Museum items herald community’s past

Published 4:11 pm Monday, September 27, 2010

Donated items from Mullins Grocery, including cash register, scale, cleaver and mallet and miner’s cap, lantern and lunch bucket, await their place in the future Helena museum.

In economic times such as these, it has been very slow going for the planned museum in the old Masonic Lodge. However, Ken Penhale, a local historian who may have the biggest vested interest in the project as well as collections he has assembled over a lifetime to put on display, was able to show me a few of the items donated to the city.

There is a pew, possibly dating back to 1882, from the basement of the Methodist Church on Second Avenue West. This church was demolished in the 1933 tornado and rebuilt on the same foundation.

There are World War II Army uniforms from Col. Tom Stubbs, donated by his family.

Other items include a school desk from the Helena High School, an old iron stove and some recently acquired items from Mullins Grocery donated by Kenneth and Irene Mullins.

A large weighing scale, instrumental to daily purchases, and butcher items — a cleaver, knife sharpener, and mallet — and the now quite old-fashioned metal receipt cabinet with individual spring clamps lined up on metal pages. This would have held the charge accounts.

A manuscript from the Federal Writers Project written around 1938 by Woodrow Hand mentions Mullins Grocery and details the life of Helena truck miner, Johnnie Gates. You can find it at Faithfabric.com/lifehistories/Alabama/13johnnie_gates.htm.

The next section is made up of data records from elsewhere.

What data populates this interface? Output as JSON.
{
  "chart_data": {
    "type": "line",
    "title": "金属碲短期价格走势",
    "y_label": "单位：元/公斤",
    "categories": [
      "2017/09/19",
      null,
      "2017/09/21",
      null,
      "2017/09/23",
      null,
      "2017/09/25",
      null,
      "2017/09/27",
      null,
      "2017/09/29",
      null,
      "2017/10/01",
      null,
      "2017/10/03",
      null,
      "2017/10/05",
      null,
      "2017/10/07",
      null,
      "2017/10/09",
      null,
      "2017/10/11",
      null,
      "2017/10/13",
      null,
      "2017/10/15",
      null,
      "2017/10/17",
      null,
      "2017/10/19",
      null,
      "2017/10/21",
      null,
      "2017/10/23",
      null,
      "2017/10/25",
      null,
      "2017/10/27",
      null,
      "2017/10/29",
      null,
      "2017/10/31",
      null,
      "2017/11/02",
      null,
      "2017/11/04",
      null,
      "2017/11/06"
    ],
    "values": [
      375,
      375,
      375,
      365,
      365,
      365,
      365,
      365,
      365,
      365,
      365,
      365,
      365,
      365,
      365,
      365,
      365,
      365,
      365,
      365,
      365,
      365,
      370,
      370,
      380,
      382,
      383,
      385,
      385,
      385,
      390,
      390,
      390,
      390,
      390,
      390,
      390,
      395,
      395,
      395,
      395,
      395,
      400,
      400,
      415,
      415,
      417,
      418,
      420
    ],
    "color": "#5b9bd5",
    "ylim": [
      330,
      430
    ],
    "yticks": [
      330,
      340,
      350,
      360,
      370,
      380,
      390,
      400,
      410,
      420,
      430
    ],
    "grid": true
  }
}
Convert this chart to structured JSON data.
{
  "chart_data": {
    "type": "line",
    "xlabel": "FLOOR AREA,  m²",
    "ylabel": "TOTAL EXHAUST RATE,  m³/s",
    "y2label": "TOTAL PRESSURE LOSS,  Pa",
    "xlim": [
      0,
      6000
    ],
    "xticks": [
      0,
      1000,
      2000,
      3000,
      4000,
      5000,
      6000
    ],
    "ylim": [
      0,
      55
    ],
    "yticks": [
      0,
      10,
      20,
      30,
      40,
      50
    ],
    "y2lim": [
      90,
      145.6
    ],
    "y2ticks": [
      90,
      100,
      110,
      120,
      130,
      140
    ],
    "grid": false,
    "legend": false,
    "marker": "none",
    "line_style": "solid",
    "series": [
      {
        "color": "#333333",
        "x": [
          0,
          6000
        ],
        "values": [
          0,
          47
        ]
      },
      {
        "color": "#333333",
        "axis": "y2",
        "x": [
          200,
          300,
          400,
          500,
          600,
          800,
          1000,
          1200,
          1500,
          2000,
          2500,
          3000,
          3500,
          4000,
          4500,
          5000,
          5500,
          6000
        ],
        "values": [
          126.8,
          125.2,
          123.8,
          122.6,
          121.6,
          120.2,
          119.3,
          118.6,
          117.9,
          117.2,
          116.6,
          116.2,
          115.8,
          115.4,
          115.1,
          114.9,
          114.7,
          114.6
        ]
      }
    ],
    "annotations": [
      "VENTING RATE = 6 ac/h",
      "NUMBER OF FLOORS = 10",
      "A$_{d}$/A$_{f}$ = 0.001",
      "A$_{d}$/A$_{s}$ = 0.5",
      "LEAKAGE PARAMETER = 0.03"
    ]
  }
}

There is also a miner’s cap and small gas lantern that belonged to Irene (nee Siddons) Mullins’ father.

The intricacy of the cap — leather bands topped by a metal cap that looks like an upside down brioche pan, the front fastener that would hold a lamp in place — all appear a way flimsy contraption to protect a man whose life might be at stake a mile underground.

Pointing from the second floor of the Masonic Lodge, Ken Penhale indicates the vacant lot next to The Monkey Basket that was once the site of Nash Drug Store. The original building was demolished in the 1960s.

“There are three of us — Billy Dean Harris, Jimmy Bramblett and me — who remember seeing three or four old slot machines upstairs in the back,” Penhale said, recalling he was about 13 at the time.

“They were called one-armed bandits and were probably quite popular with the mill workers and miners.”

Penhale has a copy of the business license issued on Jan. 24, 1917, to owners Tom Nash and Jack Griffin for $7.70. It specifically states: slot machines, drug retail, soft drinks and cigaretts (sic).

By the end of 1917, the federal government would hastily enact the War Revenue Act, a “snack tax” to raise money for WWI, as soft drinks and candy were considered “minor luxuries.”